Petra Kvitova is returning to defend her Sydney title.Source:Getty Images
Sydney International
One of the oldest tournaments in the world, it’s been at its current home at Sydney Olympic Park in Homebush since 1999. For the previous 77 years it was — in guises from the Championship of NSW to the NSW Open — held at White City.
It’s the week before the Australian Open — January 10 to 16 — and the strength of the women’s field, in particular, so early in the year shows just how important the tournament is as a grand slam lead-up.
How long has it been played?
Remember when Annie Lamb won the first tournament? No, well, it’s hardly surprising. It was 1885. The men’s winner that year was one William J Bush Salmon. The first winners upon relocation to Homebush were Amelie Mauresmo and Lleyton Hewitt.
Who won it in 2015?
Petra Kvitova is the defending champion after her narrow win over Karolina Pliskova. Both players are returning for another title in 2016. The men’s version was won by Victor Troicki who beat Mikhail Kukushkin.

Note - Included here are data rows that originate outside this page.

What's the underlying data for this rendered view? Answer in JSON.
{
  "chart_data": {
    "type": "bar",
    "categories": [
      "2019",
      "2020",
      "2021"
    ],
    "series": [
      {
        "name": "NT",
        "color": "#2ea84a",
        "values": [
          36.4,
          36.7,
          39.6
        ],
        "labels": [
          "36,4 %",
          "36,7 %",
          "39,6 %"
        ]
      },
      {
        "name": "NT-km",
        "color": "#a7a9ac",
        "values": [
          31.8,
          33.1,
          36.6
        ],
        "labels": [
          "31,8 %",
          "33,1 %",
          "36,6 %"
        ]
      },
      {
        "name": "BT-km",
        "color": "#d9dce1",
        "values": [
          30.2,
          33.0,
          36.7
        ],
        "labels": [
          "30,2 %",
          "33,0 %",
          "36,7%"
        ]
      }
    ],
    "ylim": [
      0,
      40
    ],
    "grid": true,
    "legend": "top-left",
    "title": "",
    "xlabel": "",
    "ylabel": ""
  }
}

How good has it been as an Australian Open guide?
Sydney has in recent years proven the ideal warm-up for greater glory in Melbourne. Kvitova was knocked out in the third round in Melbourne last year and 2014 winner Tsvetana Pironkova was hammered in the second round, but Agnieszka Radwanska, who won the 2013 Sydney event, reached the quarter-finals. Victoria Azarenka pulled off the double in 2012 while Li Na go close but narrowly lost in Kim Clijsters in the Melbourne final of 2011.
Who’s coming in 2016?
It’s quite the line-up of female talent. Simona Halep is the top seed while Kvitova, Radwanska,
Caroline Wozniacki, Flavia Pennetta, Garbine Muguruza, Lucie Safarova, Sabine Lisicki and Andrea Petkovic.
The star power is not there on the men’s side but Australia will have the top seed in Bernard Tomic. Fabio Fognini, David Goffin, Philipp Kohlschreiber, Nick Kyrgios, Sam Groth and
Juan Martin de Potro are also playing.
How do the Aussies go?
Much tougher for the women considering the class of opponent — although Sam Stosur reached the final in 2005 only to be upstaged by fellow Aussie Alicia Molik. Stosur and Jamila Gajdosova were the only Aussies in it last year.
The men have fared much better. Tomic won his maiden ATP Tour event in Sydney three years ago and was runner-up to Del Potro 12 months later. Hewitt won it four times (2000, 2001, 2004, 2005).